The last time HTC made headlines with an ad, it was for this effort, which features Robert Downey, Jr. (and Jon Polito!) talking absolute nonsense in a bewildering attempt creating some kind of ironic hipster cred. Note to advertisers forced quirkiness is easy to spot and makes you look desperate.
So HTC blew a reported $1 billion on making us all watch Downey, Jr. act weird. Congratulations. At least this means the next big push in the wake of the HTC One M8's release will consist of something besides paying a big-name actor to sleepwalk through some sloppy concept ad...oh.
Sigh. Like much of the world, I adore Gary Oldman, which is why just having him sit there staring at the camera for the entire second half of the spot seems like kind of a waste. I used the word "half-baked" in the sub-head here, and I really can't think of a better description. It's like they came up with the idea while Oldman was already on his way and just texted him the script when he was driving to the set. Oldman walks in, delivers the lines, and then just sits there for almost 30 seconds, since the advertisers didn't have time to write the rest of the spot.
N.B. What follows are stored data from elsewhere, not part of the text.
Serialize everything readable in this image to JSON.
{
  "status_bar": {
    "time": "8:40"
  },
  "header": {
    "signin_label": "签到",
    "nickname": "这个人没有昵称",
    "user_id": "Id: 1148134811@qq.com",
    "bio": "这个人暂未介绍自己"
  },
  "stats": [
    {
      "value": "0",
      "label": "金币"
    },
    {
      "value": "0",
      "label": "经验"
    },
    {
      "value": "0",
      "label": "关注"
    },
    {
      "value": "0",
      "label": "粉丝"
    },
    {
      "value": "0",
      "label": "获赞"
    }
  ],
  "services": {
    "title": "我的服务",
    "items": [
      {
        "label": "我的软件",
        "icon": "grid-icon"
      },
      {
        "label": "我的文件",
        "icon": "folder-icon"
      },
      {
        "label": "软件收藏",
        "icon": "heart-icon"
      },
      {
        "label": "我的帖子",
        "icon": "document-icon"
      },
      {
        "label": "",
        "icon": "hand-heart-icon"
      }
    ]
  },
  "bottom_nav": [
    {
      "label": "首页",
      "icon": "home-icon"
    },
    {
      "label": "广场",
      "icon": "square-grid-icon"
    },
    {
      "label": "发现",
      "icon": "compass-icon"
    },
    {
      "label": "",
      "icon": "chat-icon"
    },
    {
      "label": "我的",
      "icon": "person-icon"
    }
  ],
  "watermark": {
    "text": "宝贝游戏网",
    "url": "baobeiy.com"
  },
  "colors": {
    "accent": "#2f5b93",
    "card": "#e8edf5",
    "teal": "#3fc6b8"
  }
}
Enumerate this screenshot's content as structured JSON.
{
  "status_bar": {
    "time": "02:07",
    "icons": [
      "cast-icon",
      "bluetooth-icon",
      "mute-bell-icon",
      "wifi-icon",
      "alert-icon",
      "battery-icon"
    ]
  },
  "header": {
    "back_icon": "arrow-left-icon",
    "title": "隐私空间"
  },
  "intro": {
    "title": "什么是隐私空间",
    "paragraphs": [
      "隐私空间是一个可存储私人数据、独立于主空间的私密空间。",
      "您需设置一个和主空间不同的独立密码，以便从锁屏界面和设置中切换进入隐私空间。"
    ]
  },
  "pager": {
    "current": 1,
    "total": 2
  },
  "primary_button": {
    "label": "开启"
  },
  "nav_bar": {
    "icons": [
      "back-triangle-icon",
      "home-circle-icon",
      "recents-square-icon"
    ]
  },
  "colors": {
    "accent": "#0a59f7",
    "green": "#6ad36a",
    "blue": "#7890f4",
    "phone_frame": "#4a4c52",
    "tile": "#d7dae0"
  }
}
The idea is to whip up the power user crowd and appeal to their sense of being different than the herd. It's a better plan than the bogus hipsterism of the Downey ad at least they know their target market and the admittedly naked snob appeal is effective enough. "At HTC, they don't make phones for everyone," Oldman twinkles wisely at us, "just those who demand more. Who form their own opinions. People like you."
While I'm sure we all appreciate the vote of confidence, I think I speak for everyone when I say "this got awkward after about the fifth second of watching Oldman waiting patiently for us to go and look stuff up on the Internet." I get the point, and I'm sure somebody somewhere will call it a "bold" choice to have absolutely zilch happen for half of the spot, but it's still irritating. The power user crowd doesn't like having its time wasted.
Then again, given the fulsome praise heaped on the One M8 by early reviewers, maybe getting people to go online and read about it isn't such a dumb idea after all.